EM1: “Seni sefil ihtiyar uskumru seni!” dedi Büyükanne Corcina, yandan süzülüp geçerken.

“Aslında sen içi geçmiş baykuşun tekisin,” dedi Bay Wonka. (s.33)

EM2: Georgina Nine, Bay Wonka’nın yanından süzülerek geçerken “Seni ihtiyar keçi seni!”

dedi.

Bay Wonka, “Huysuz cadalozun tekisin sen!” dedi. (s.37, 38)

KM: “You miserable old mackerel!” said Grandma Georgina, sailing past him.

“You’re a balmy old bat!” said Mr Wonka. (s.29)
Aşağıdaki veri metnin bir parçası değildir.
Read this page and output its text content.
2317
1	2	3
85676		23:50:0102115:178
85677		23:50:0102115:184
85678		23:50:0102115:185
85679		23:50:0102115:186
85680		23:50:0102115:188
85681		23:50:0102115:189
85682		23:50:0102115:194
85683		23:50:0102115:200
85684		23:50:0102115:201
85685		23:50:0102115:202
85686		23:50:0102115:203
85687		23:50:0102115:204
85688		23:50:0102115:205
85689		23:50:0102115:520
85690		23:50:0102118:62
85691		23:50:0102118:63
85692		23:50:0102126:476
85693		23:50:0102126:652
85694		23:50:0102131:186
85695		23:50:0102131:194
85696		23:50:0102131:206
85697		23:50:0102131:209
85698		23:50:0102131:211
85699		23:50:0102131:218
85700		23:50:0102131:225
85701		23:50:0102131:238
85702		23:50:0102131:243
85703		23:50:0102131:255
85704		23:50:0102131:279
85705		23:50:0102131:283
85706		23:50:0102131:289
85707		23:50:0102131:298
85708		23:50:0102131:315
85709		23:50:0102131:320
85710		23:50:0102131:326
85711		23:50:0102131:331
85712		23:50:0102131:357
Uzaydaki yer çekimsiz ortamda havada süzülmenin keyfini çıkarmaya çalışan Nine’nin, Bay Wonka’nın işleri yoluna koymasına engel olmasıyla başlayan atışmalarında karşılıklı aşağılayıcı ifadeler kullanılır. Kaynak metinde, Bay Wonka’nın kullandığı bazı ifadeler, kaynak dilde de kalıplaşmış ve yaygın kullanılan ifadeler olsa dahi, çoğunlukla yazar

Dahl’ın bu karakterin şahsına has oluşturduğu söz öbekleri yer alır. Karakter ne kadar özünde orijinal olursa olsun, özgün yapısıyla çoğunlukla mizah amaçlı kullanılan bu söz öbeklerinin, yabancı bir kitap okuyan erek kültür okuyucusu tarafından ne derece anlamlandırılacağı ya da onları ne kadar güldüreceği bilinmez. Ç1 Nine’nin old mackerel ifadesini aynı anlamı taşıyan yaşlı uskumru ifadesiyle karşılarken, Ç2 erek dilde günlük dilde yaşlı ve inatçı insanlar için sık kullanılan ihtiyar keçi ifadesini tercih eder. Bay Wonka’nın verdiği karşılıkta ise balmy kaynak dilde argo bir kullanım olup erek dilde kaçık anlamına gelmekte, bat ise erek dilde yarasa yerine geçmektedir. Old ise yaşlı anlamına gelen bir sıfattır. Bu ifade için Ç1 kaçık kelimesini kullanmayıp, yarasayı da baykuş olarak aktarır. Yaşlı nitelemesi yerine de erek kültürde günlük dilde kullanılan ve aynı anlamı veren içi geçmiş deyişine yer verir. Ç2 ise huysuz cadaloz şeklinde yine günlük dile ait aşağılayıcı bir ifadeyle cümlenin betimleyici formunu korur.

Örnek 6:

EM1: “Ama benim sersem yarım akıllıcığım,” dedi Bay Wonka, Bayan Bakıt’a dönerek.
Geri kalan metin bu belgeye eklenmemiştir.